A informação, entretanto, foi desmentida pela OAB. “O artigo 12 do Estatuto da OAB é claro: quem passa a exercer, em definitivo, atividade incompatível com a advocacia, deve pedir licença de sua inscrição e não pode exercer qualquer atividade da advocacia durante o período”, afirma Luiz Vicente Corrêa, presidente da OAB em Ribeirão. “Neste caso, cabe ao advogado requerer o seu licenciamento, sob pena de que seja realizado de ofício pelo Conselho Seccional responsável e sofra as punições determinadas pelo Conselho de Ética”, afirma.

Segundo a Ordem dos Advogados do Brasil, todos os envolvidos podem ter cometido infrações éticas. A lei federal 8906/2004, que institui o Estatuto de Ética da instituição. A atuação dos envolvidos será analisada pelo Conselho de Ética da entidade e também pode gerar ações criminais por exercício irregular da advocacia, segundo o presidente da OAB Ribeirão, Luiz Vicente Corrêa.

Já segundo Thiago Marrara, especialista em direito administrativo, o licenciamento dos profissionais incompatíveis com a advocacia deveria ser irrestrito e imediato. “É uma incompatibilidade absoluta, que pode inclusive trazer nulidades ao processo, além de ser contrária às leis que regem a advocacia”, afirmou.

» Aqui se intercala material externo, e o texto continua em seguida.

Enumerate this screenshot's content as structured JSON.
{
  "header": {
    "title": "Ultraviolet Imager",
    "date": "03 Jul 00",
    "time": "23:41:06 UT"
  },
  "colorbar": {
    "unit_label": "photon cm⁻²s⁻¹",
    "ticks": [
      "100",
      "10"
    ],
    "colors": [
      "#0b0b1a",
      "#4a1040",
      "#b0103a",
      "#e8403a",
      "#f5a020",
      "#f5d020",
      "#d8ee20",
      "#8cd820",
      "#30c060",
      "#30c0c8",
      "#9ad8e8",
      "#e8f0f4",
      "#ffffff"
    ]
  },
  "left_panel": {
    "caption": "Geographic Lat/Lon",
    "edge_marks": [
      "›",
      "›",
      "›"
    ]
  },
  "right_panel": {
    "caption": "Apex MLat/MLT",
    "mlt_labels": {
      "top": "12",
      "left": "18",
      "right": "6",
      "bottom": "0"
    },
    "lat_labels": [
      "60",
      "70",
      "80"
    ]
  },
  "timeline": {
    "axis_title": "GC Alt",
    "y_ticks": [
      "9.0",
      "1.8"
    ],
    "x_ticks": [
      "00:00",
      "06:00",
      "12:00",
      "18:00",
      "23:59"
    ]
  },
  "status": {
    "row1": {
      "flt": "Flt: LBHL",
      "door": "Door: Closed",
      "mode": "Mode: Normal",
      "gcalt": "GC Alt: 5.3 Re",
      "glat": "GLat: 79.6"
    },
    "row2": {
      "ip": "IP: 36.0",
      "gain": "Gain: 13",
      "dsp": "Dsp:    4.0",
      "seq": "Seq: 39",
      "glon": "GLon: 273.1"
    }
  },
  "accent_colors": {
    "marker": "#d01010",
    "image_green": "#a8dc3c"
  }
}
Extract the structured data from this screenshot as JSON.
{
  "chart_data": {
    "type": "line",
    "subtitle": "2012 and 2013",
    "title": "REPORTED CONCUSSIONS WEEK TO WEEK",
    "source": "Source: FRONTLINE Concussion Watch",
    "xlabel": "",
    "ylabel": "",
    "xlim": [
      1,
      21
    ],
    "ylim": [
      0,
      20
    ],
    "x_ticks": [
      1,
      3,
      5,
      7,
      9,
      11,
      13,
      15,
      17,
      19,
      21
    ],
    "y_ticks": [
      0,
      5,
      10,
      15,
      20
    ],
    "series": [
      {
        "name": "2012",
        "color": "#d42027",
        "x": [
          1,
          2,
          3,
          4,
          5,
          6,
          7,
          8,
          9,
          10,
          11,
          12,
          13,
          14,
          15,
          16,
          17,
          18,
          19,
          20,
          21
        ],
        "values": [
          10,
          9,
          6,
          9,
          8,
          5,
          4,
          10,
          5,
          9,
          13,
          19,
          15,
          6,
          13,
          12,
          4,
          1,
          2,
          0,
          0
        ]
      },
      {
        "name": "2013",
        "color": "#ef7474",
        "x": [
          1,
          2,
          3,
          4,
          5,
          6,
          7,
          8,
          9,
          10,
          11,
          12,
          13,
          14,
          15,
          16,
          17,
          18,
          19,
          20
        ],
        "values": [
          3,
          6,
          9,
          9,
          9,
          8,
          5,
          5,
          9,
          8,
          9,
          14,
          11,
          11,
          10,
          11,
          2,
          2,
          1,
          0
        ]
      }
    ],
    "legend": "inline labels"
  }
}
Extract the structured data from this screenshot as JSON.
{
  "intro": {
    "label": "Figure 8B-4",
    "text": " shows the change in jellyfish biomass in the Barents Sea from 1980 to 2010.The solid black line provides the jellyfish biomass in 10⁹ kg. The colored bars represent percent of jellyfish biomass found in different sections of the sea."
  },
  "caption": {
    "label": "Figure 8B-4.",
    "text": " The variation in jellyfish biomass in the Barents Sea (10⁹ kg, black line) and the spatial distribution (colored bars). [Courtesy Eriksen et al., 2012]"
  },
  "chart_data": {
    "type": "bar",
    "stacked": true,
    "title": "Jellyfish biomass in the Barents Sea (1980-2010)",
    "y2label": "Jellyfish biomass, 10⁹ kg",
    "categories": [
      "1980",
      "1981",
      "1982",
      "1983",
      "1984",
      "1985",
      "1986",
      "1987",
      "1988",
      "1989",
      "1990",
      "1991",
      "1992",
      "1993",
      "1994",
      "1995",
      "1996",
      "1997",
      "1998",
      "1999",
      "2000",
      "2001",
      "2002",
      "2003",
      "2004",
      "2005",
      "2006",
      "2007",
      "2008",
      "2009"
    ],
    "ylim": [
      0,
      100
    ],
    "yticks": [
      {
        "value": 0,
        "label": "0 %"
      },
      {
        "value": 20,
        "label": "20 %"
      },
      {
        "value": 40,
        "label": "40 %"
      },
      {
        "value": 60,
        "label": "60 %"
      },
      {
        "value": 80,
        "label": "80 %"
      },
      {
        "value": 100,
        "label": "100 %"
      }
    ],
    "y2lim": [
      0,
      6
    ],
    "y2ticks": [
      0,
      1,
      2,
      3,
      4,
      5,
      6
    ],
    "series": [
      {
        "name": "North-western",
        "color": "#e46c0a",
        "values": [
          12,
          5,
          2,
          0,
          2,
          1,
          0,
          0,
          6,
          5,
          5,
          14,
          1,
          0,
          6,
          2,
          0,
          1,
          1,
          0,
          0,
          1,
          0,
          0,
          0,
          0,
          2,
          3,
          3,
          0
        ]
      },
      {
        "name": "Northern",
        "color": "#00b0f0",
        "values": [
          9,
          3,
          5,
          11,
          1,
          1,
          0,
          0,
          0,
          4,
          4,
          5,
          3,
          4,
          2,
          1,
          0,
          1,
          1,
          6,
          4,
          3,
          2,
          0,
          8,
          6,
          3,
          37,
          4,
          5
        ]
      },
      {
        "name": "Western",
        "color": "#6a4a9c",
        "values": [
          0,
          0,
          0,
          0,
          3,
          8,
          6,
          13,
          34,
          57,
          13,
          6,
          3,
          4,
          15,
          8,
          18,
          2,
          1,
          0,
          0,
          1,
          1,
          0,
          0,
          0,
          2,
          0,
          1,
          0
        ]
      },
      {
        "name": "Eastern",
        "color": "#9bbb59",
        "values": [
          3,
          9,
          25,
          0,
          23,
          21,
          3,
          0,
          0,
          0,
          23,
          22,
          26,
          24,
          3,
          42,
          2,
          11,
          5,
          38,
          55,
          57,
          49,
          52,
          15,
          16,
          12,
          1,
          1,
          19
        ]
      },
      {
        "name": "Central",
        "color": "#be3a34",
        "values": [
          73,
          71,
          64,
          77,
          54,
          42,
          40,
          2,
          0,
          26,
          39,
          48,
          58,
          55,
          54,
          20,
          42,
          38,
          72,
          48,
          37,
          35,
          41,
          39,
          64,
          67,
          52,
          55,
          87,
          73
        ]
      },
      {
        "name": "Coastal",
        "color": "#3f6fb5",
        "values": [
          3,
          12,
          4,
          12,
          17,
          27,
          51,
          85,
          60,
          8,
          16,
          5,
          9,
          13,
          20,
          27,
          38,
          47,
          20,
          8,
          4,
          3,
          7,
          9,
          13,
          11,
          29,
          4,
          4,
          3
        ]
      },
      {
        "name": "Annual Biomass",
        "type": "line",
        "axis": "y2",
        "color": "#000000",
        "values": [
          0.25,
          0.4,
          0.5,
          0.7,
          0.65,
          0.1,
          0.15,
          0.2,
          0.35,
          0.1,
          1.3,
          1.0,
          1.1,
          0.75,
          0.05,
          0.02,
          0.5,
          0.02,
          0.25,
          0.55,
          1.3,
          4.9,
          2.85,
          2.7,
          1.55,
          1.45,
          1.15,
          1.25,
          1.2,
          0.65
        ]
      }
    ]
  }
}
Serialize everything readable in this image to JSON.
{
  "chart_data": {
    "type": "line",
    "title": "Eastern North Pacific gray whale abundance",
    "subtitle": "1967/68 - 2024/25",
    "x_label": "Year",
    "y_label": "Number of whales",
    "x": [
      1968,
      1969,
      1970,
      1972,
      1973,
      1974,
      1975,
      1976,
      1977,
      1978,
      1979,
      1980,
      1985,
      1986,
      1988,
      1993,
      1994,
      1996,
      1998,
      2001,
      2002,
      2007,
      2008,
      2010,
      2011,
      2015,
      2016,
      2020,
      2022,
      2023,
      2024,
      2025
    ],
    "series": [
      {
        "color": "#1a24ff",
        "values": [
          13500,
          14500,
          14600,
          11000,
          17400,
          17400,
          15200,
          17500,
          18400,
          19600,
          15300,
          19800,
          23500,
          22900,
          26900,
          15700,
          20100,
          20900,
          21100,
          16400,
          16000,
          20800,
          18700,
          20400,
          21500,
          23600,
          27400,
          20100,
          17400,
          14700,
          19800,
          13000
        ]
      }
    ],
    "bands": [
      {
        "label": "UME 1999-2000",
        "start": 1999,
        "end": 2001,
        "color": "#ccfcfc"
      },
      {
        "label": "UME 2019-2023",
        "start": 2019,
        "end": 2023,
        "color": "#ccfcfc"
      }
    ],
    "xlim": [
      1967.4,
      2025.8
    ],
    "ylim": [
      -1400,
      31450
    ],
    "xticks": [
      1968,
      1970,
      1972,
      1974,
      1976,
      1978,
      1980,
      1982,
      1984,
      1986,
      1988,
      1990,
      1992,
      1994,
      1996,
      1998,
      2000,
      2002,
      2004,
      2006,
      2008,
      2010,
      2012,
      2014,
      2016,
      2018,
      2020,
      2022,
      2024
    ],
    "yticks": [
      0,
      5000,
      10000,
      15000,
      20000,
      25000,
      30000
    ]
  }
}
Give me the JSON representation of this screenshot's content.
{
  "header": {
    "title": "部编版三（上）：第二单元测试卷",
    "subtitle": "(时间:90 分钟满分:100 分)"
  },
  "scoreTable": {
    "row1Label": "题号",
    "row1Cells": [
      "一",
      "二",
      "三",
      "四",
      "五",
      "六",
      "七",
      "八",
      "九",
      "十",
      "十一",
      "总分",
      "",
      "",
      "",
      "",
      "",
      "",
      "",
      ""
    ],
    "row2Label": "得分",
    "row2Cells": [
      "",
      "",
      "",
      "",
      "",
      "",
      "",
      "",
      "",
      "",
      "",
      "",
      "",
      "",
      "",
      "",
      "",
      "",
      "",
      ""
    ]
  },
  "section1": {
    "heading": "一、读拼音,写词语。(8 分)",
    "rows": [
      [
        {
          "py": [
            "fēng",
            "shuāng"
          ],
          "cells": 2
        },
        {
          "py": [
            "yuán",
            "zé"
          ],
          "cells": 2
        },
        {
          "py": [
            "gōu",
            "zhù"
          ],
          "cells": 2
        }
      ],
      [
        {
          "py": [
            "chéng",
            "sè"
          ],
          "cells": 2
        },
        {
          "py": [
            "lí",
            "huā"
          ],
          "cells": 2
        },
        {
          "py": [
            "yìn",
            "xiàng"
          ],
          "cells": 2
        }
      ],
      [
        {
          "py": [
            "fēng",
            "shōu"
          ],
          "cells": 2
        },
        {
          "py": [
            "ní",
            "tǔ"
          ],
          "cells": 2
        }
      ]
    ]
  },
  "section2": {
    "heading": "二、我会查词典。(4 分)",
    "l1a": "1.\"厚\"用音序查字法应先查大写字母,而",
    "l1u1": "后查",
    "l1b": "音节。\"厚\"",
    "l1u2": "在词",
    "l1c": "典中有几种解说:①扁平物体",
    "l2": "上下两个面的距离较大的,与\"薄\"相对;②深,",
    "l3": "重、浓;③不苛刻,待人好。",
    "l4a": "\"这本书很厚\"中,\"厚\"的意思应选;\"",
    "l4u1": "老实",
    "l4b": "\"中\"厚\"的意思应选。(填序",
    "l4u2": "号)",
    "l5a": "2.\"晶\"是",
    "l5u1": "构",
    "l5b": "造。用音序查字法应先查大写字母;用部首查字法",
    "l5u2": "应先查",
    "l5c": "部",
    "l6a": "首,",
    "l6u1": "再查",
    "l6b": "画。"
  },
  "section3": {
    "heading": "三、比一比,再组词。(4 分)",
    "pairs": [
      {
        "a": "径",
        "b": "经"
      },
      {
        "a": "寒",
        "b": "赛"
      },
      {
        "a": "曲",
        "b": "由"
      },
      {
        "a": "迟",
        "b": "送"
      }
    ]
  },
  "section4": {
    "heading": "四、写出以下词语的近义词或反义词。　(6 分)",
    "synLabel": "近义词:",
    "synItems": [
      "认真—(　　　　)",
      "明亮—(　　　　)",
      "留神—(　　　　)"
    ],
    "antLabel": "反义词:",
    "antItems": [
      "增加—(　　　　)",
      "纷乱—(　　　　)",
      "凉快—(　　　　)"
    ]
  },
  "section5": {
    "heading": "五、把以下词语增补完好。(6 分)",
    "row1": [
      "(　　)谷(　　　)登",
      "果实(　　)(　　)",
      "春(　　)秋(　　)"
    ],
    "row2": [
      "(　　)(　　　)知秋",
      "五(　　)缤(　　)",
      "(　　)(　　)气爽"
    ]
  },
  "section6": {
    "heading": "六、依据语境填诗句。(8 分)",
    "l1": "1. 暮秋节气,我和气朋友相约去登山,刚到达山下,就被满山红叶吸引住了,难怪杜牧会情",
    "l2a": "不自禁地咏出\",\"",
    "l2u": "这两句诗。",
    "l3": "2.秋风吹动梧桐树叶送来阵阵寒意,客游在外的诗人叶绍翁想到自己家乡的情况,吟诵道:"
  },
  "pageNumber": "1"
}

O cientista político José Elias Domingos acredita que a discussão dos casos deveria ser pautada não exatamente pela legalidade, mas pera moralidade. “A administração deve se atentar à moralidade, que deve ser uma bússola. Um secretário que atua como advogado abre precedentes e espaço para relações que não são moralmente corretas”, informou.